L(3)mbt safeguards tissue identity by maintaining transcriptional integrity at head-to-head genes

2017 
Maintenance of cellular identity is essential for development and homeostasis and problems in such control can have dire consequences such as organ malformation or cancer. At the molecular level, cell identity is determined by the coordinated activation and repression of defined sets of genes. The tumor suppressor L(3)mbt was shown to secure cellular identity in Drosophila larval brains by repressing germline specific genes, although the mechanisms remain elusive. Here we show that L(3)mbt safeguards the integrity of the somatic and germline tissues forming the Drosophila ovary. L(3)mbt mutation causes multiple developmental defects and simultaneous expression of original identity markers and new tissue-specific misexpression signatures.
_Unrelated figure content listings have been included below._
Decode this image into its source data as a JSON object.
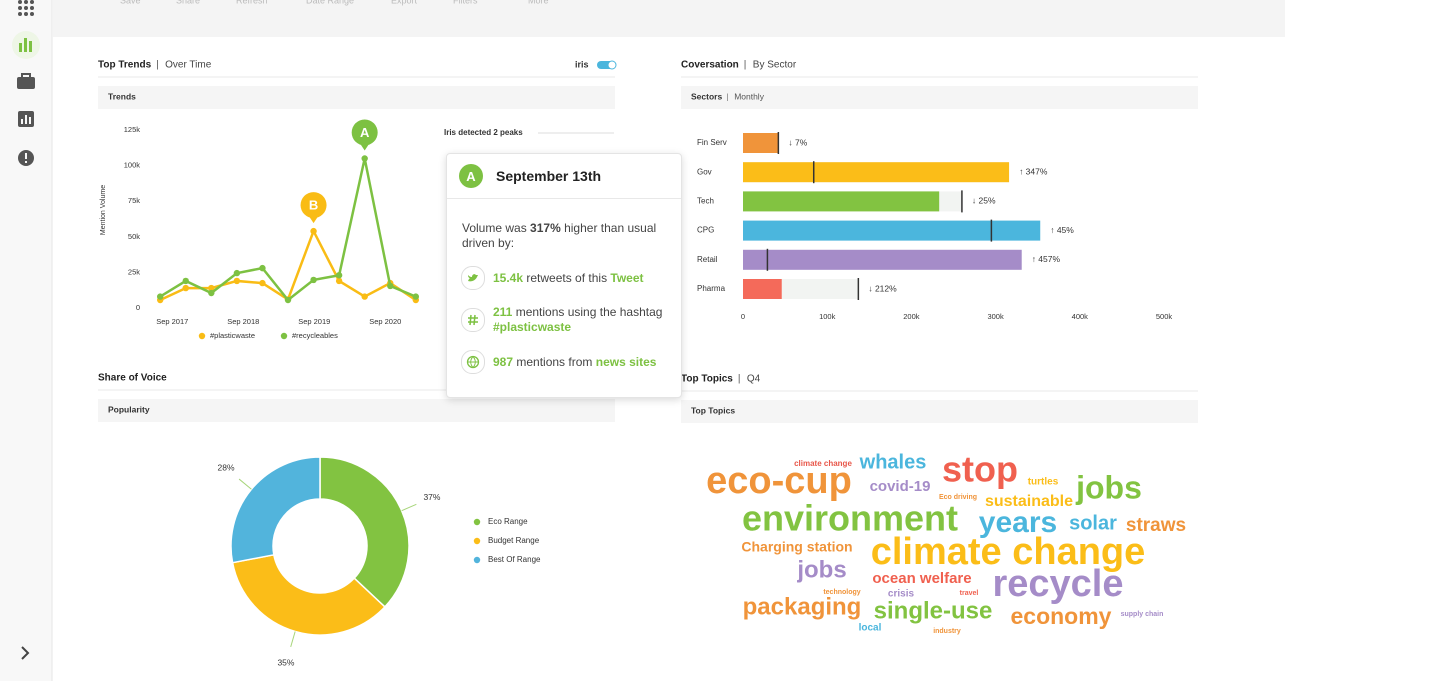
{
  "toolbar": {
    "items": [
      "Save",
      "Share",
      "Refresh",
      "Date Range",
      "Export",
      "Filters",
      "More"
    ]
  },
  "chart_data": [
    {
      "type": "line",
      "title": "Top Trends",
      "subtitle": "Over Time",
      "panel_header": "Trends",
      "toggle_label": "iris",
      "y_label": "Mention Volume",
      "x": [
        2017.5,
        2017.86,
        2018.22,
        2018.58,
        2018.94,
        2019.3,
        2019.66,
        2020.02,
        2020.38,
        2020.74,
        2021.1
      ],
      "xlim": [
        2017.3,
        2021.3
      ],
      "xticks": [
        {
          "value": 2017.67,
          "label": "Sep 2017"
        },
        {
          "value": 2018.67,
          "label": "Sep 2018"
        },
        {
          "value": 2019.67,
          "label": "Sep 2019"
        },
        {
          "value": 2020.67,
          "label": "Sep 2020"
        }
      ],
      "ylim": [
        0,
        125000
      ],
      "yticks": [
        0,
        {
          "value": 25000,
          "label": "25k"
        },
        {
          "value": 50000,
          "label": "50k"
        },
        {
          "value": 75000,
          "label": "75k"
        },
        {
          "value": 100000,
          "label": "100k"
        },
        {
          "value": 125000,
          "label": "125k"
        }
      ],
      "series": [
        {
          "name": "#plasticwaste",
          "color": "#f9bc15",
          "values": [
            5600,
            14000,
            14000,
            19000,
            17500,
            6000,
            54000,
            19000,
            8000,
            17500,
            5600
          ]
        },
        {
          "name": "#recycleables",
          "color": "#7dc142",
          "values": [
            8000,
            19000,
            10500,
            24500,
            28000,
            5600,
            19700,
            23000,
            105000,
            15500,
            8000
          ]
        }
      ],
      "annotations": [
        {
          "text": "A",
          "x": 2020.38,
          "y": 105000,
          "color": "#7dc142"
        },
        {
          "text": "B",
          "x": 2019.66,
          "y": 54000,
          "color": "#f9bc15"
        }
      ]
    },
    {
      "type": "bar",
      "orientation": "horizontal",
      "title": "Coversation",
      "subtitle": "By Sector",
      "panel_header": "Sectors",
      "panel_subheader": "Monthly",
      "categories": [
        "Fin Serv",
        "Gov",
        "Tech",
        "CPG",
        "Retail",
        "Pharma"
      ],
      "values": [
        42000,
        316000,
        233000,
        353000,
        331000,
        46000
      ],
      "benchmark": [
        42000,
        84000,
        260000,
        295000,
        29000,
        137000
      ],
      "change_labels": [
        "↓ 7%",
        "↑ 347%",
        "↓ 25%",
        "↑ 45%",
        "↑ 457%",
        "↓ 212%"
      ],
      "colors": [
        "#f0943a",
        "#fbbd18",
        "#82c341",
        "#4bb6dd",
        "#a58cc8",
        "#f46a5a"
      ],
      "track_color": "#f2f4f2",
      "xlim": [
        0,
        500000
      ],
      "xticks": [
        0,
        {
          "value": 100000,
          "label": "100k"
        },
        {
          "value": 200000,
          "label": "200k"
        },
        {
          "value": 300000,
          "label": "300k"
        },
        {
          "value": 400000,
          "label": "400k"
        },
        {
          "value": 500000,
          "label": "500k"
        }
      ]
    },
    {
      "type": "pie",
      "title": "Share of Voice",
      "panel_header": "Popularity",
      "categories": [
        "Eco Range",
        "Budget Range",
        "Best Of Range"
      ],
      "values": [
        37,
        35,
        28
      ],
      "value_labels": [
        "37%",
        "35%",
        "28%"
      ],
      "colors": [
        "#82c341",
        "#fbbd18",
        "#52b4dc"
      ]
    }
  ],
  "popup": {
    "heading": "Iris detected 2 peaks",
    "badge": "A",
    "date": "September 13th",
    "summary": [
      "Volume was ",
      "317%",
      " higher than usual driven by:"
    ],
    "items": [
      [
        "15.4k",
        " retweets of this ",
        "Tweet"
      ],
      [
        "211",
        " mentions using the hashtag ",
        "#plasticwaste"
      ],
      [
        "987",
        " mentions from ",
        "news sites"
      ]
    ]
  },
  "word_cloud": {
    "title": "Top Topics",
    "subtitle": "Q4",
    "panel_header": "Top Topics",
    "words": [
      {
        "text": "climate change",
        "color": "#e8574a"
      },
      {
        "text": "whales",
        "color": "#4bb6dd"
      },
      {
        "text": "stop",
        "color": "#f0604f"
      },
      {
        "text": "turtles",
        "color": "#fbbd18"
      },
      {
        "text": "eco-cup",
        "color": "#f0943a"
      },
      {
        "text": "covid-19",
        "color": "#a58cc8"
      },
      {
        "text": "Eco driving",
        "color": "#f0943a"
      },
      {
        "text": "jobs",
        "color": "#82c341"
      },
      {
        "text": "sustainable",
        "color": "#fbbd18"
      },
      {
        "text": "environment",
        "color": "#82c341"
      },
      {
        "text": "years",
        "color": "#4bb6dd"
      },
      {
        "text": "solar",
        "color": "#4bb6dd"
      },
      {
        "text": "straws",
        "color": "#f0943a"
      },
      {
        "text": "Charging station",
        "color": "#f0943a"
      },
      {
        "text": "climate change",
        "color": "#fbbd18"
      },
      {
        "text": "jobs",
        "color": "#a58cc8"
      },
      {
        "text": "ocean welfare",
        "color": "#f0604f"
      },
      {
        "text": "recycle",
        "color": "#a58cc8"
      },
      {
        "text": "technology",
        "color": "#f0943a"
      },
      {
        "text": "crisis",
        "color": "#a58cc8"
      },
      {
        "text": "travel",
        "color": "#f0604f"
      },
      {
        "text": "packaging",
        "color": "#f0943a"
      },
      {
        "text": "single-use",
        "color": "#82c341"
      },
      {
        "text": "economy",
        "color": "#f0943a"
      },
      {
        "text": "supply chain",
        "color": "#a58cc8"
      },
      {
        "text": "local",
        "color": "#4bb6dd"
      },
      {
        "text": "industry",
        "color": "#f0943a"
      }
    ]
  }
}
We demonstrate that the ovarian developmental defects are largely due to the ectopic expression of nanos, a key regulator of germline fate in the somatic cells of the ovary, rather than to the loss of cellular identity. Importantly, using genome-wide analysis we found that L(3)mbt exerts boundary activity between differentially regulated genes by binding to high occupancy insulator sites enriched at the borders of topological domains. Using nanos as an example, we propose that L(3)mbt maintains cell fate and specific gene expression programs by locally insulating repressed genes from closely apposed transcribed neighbors.